Hadoop Cluster (HDFS) Configuration using ansible.

4 min readDec 16, 2020

Whenever there is need to perform any task repetitively, over and over again we need automation and when it comes to configuration management we always think of an automation tool like Ansible.

What is Ansible?

Ansible is an IT automation tool. It can configure systems, deploy software, and orchestrate more advanced IT tasks such as continuous deployments or zero downtime rolling updates.
Ansible’s main goals are simplicity and ease-of-use. It also has a strong focus on security and reliability.

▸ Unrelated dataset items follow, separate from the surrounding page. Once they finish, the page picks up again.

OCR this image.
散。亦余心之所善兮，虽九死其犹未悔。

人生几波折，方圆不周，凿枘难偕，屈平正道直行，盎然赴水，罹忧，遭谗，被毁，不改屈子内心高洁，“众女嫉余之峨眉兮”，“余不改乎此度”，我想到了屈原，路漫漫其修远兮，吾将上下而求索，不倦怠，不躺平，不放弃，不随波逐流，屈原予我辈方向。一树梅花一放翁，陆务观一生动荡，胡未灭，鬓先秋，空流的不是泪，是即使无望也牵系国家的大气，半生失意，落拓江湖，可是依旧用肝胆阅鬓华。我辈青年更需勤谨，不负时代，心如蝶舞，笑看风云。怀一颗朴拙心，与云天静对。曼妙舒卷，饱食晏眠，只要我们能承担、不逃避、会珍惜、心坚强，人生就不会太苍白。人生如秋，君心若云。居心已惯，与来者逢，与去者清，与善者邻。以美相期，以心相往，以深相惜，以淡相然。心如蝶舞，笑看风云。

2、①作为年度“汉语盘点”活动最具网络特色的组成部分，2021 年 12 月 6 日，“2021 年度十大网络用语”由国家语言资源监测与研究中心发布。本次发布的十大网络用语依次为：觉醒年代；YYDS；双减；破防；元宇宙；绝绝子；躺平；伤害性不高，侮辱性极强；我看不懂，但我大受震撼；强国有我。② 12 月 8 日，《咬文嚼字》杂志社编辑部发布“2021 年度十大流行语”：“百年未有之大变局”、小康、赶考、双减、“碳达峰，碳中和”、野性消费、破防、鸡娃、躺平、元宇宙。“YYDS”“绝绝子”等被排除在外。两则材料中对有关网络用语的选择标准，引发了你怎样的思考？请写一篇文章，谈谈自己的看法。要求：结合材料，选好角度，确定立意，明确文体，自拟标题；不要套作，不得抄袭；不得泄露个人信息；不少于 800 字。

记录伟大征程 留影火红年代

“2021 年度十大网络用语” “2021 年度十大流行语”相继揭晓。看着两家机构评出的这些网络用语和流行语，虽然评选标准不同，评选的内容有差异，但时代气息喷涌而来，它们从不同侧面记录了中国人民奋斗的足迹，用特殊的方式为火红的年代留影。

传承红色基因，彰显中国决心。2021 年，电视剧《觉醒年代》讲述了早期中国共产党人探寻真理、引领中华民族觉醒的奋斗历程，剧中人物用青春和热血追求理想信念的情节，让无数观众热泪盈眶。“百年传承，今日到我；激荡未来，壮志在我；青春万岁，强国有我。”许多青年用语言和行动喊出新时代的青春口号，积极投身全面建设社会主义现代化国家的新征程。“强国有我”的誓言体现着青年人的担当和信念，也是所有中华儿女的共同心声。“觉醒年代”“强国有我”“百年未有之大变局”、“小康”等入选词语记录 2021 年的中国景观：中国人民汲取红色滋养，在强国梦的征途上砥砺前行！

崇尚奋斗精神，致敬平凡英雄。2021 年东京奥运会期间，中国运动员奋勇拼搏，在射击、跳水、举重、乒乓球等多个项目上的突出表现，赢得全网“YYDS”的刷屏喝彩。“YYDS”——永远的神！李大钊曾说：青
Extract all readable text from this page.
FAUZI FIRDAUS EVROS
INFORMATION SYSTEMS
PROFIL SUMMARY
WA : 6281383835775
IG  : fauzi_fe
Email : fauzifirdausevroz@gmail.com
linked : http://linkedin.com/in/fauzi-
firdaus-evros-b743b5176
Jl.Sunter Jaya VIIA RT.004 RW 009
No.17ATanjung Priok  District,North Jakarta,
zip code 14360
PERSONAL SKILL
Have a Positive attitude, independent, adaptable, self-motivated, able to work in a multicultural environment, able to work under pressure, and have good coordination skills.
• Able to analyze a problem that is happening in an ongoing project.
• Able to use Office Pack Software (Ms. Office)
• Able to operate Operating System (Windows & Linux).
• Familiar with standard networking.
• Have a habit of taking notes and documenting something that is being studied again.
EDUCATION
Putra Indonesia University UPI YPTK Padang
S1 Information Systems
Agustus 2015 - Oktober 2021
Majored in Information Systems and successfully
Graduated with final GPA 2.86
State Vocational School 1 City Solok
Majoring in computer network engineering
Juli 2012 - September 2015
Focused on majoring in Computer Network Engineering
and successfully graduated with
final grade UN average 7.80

Ansible is mainly used for :

Provisioning: Set up the various servers you need in your infrastructure.
Configuration management: Change the configuration of an application, OS, or device; start and stop services; install or update applications; implement a security policy; or perform a wide variety of other configuration tasks.
Application deployment: Make DevOps easier by automating the deployment of internally developed applications to your production systems.

Ansible Architecture:

Ansible Playbooks: Ordered list of tasks, saved so that you can run those tasks in that order repeatedly. Playbooks are written in YAML format.

Inventory: A list of managed nodes. An inventory file is also sometimes called as a host file. Your inventory can specify information like IP address for each managed node.

Control Node: Any machine with ansible installed is called as controller node. You can run ansible commands and playbooks by invoking ansible-playbook command from any control node.

Managed Node: The machines you manage with ansible are called as managed nodes or hosts.

What is Hadoop?

Apache Hadoop is an open source framework that is used to efficiently store and process large datasets ranging in size from gigabytes to petabytes of data.
Instead of using one large computer to store and process the data, Hadoop allows clustering multiple computers to analyze massive datasets more quickly.